A humble abode for a woman moving from Arizona back to Maryland to be closer to her daughter's family, who live in a red house directly behind my client's.
It had to look small from the road, as if it were an outbuilding to her daughter's house. To keep the roof height low, I designed the back half of the house under a shed roof, and inset the side walls a bit from the front component to break up the sides.
The garage is concealed behind the house and is detached. A pergola visually connects it to the home.
Everybody who visits Grandma's house first passes under the pergola, to the screened door that comes into her kitchen.
This parking area is shared by my client and her daughter's family.

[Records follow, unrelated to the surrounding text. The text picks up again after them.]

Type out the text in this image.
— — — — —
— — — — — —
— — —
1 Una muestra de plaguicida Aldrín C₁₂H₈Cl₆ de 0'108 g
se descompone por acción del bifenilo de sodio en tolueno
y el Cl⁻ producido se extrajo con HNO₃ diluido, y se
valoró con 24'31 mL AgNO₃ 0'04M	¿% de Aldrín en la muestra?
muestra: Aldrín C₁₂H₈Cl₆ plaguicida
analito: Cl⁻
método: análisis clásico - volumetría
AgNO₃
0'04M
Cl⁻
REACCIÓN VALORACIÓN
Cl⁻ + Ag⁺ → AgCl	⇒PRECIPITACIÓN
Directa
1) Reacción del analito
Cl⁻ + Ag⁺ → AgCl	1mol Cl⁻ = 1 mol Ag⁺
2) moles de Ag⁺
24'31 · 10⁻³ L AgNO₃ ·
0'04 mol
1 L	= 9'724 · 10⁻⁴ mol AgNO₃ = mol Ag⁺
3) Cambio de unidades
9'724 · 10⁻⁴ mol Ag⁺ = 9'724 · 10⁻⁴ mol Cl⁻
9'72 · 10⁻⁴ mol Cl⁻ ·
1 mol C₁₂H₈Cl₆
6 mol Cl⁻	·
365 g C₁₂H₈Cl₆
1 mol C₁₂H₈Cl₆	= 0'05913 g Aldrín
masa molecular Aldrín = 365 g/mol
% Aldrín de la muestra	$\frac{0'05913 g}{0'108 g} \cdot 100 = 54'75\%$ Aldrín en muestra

During construction: here you can see the existing home behind my client's. I had to design this cottage to compliment the house behind in material, color, roof overhangs, window styles, etc. They now look as if they were built at the same time.
During: even though the home's profile had to be kept modest so as not to dominate the daughter's house behind, my client still wanted high ceilings and light. The awning windows are above the outside porch roof, and the wall between the Great Room and the Study/Guest Bedroom does not extend to the ceiling. This allows you to see the windows at each gable end, from each room. Nice air flow too.
That's a Murphy bed in the study, for guests.
One of the client's daughters discovered this giant whisk, rescued from an old bakery billboard somewhere near Philly, well after I'd completed these drawings. By happy coincidence it looks as if I designed this doorway FOR the whisk, doesn't it?